Elle se détourna de lui.

— Je continue de croire que la meilleure solution est de retourner au VSG et de soumettre toute l’affaire aux autorités, dit le drone en s’élevant très légèrement au-dessus de la table et en les regardant tour à tour.

Horza se pencha en avant et lui donna de petits coups sur la coque. La machine se retourna pour lui faire face.

— Sache, tas de ferraille, que nous nous dirigeons vers le Monde de Schar.

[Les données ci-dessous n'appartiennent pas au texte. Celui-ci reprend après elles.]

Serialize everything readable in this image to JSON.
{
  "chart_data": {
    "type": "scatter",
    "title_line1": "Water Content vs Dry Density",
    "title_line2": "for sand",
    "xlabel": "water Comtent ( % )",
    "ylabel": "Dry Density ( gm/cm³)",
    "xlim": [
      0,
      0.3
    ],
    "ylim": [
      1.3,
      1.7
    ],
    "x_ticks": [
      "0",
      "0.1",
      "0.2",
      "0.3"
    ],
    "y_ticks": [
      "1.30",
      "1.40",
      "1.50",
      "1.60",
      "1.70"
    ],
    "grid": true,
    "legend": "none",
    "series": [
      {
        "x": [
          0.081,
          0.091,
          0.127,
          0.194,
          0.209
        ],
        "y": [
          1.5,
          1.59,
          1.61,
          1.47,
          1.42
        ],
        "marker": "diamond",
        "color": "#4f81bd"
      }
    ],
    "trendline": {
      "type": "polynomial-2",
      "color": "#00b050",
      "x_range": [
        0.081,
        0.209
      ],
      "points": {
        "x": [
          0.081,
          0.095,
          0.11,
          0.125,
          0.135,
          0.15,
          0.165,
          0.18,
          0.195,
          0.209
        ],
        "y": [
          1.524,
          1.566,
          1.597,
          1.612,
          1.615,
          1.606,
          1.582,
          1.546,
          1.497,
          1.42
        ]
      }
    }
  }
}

Si tu souhaites réintégrer le VSG, je serai ravi de t’expédier dans un vactube et de te laisser retrouver tout seul ton chemin. Mais si tu parles encore une seule fois de faire marche arrière et de subir un procès en règle, je fais sauter ta putain de cervelle synthétique, compris ?

— Comment osez-vous me parler sur ce ton ? beugla le drone. Je vous prie de considérer que je suis un Artefact Libre et Accrédité, certifié intelligent-conscient aux termes des Lois sur le Libre-Arbitre promulguées par le Bureau des Critères Moraux Unifiés de la zone de Vavatch, et bénéficiant de tous les attributs de la citoyenneté de l’Hétérocratie de Vavatch. J’aurai bientôt remboursé intégralement ma Dette de Génération, ce qui me permettra de faire exactement ce qui me plaît, et sachez que j’ai d’ores et déjà été accepté dans un cours supérieur de parathéologie appliquée, à l’Université de…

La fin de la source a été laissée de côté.